Worst Practices: Use at Your Own Risk

Securing the best possible price on IT products is critical to the health of any organization that spends a material amount on information technology. But there are tactics both ethical and unethical that can damage not only your future ability to secure the best possible pricing but also you and your organization’s reputation. Common practices that do more harm than good include:

Sharing one vendor’s pricing with another. You may be able to get a slightly better price on a few deals, but eventually, no vendor will want to do business with you. The harm to a vendor is less that particular deal and more that you are providing their competition with a critical example of how they price and present offers. Never do it.

Putting a vendor through too many fire drills. Needing a price now and needing the product tomorrow gives a vendor a chance to shine, but eventually, the cost of accommodating your recurring emergencies shows up in your price, as the vendor attempts to adjust his profit based on their level of effort.

Making vendors pay for every mistake. Asking your vendor to eat every mistake, theirs and yours will first cost you higher prices on future orders, and eventually cost you the relationship.

Using a vendor exclusively to get a quote to help beat down the price of your first choice. Vendors are willing and more than happy to provide pre-sales support and prepare price quotes. However, if your sole goal is to simply leverage the quote in order to obtain better pricing from the vendor you’ve already decided to go with, think again. Vendors catch on quick and using a vendor exclusively for this purpose can result in reduced interest from other vendors reducing your long-term competitive leverage or come back as higher pricing when you really need the vendor for something.

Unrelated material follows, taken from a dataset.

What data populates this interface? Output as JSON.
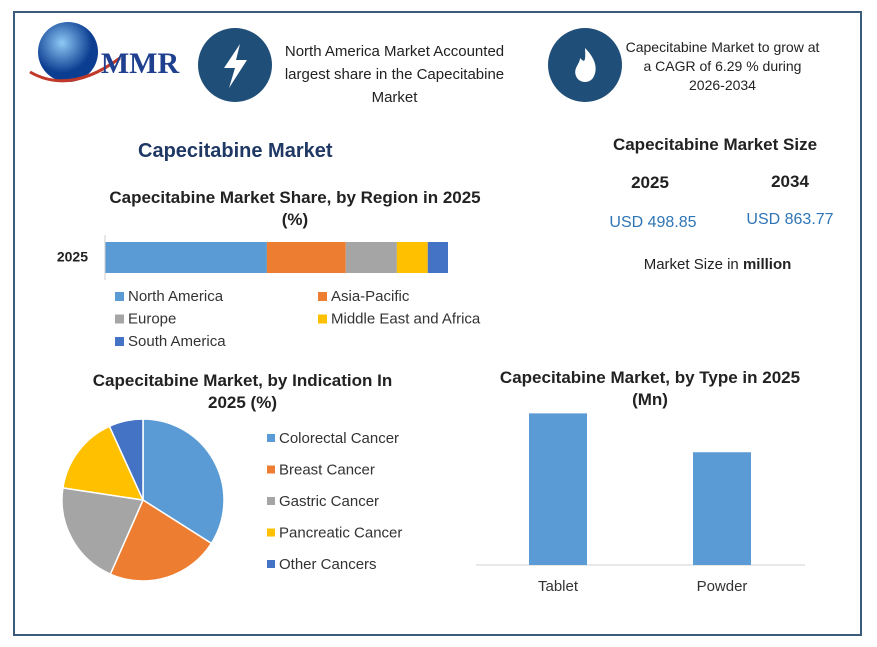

Using RFPs and ignoring the responses, changing the requirements, or awarding business on different criteria. With vendors exhausting considerable resources responding to RFPs, it is the responsibility of the issuing organization to make sure that it legitimately plans to evaluate and award business based on them. If vendors feel typical RFP standards are not used in awarding business, vendors will likely invest fewer resources or ignore all together future RFPs. Also, when an organization has crafted an RFP so that only one vendor’s product meets the requirements, essentially resulting in a ‘sole-source’ RFP, that organization is weakening vendor interest in future requests. If a specific product is desired, but internal processes dictate an RFP, solve the issue internally rather than burdening vendors with useless efforts.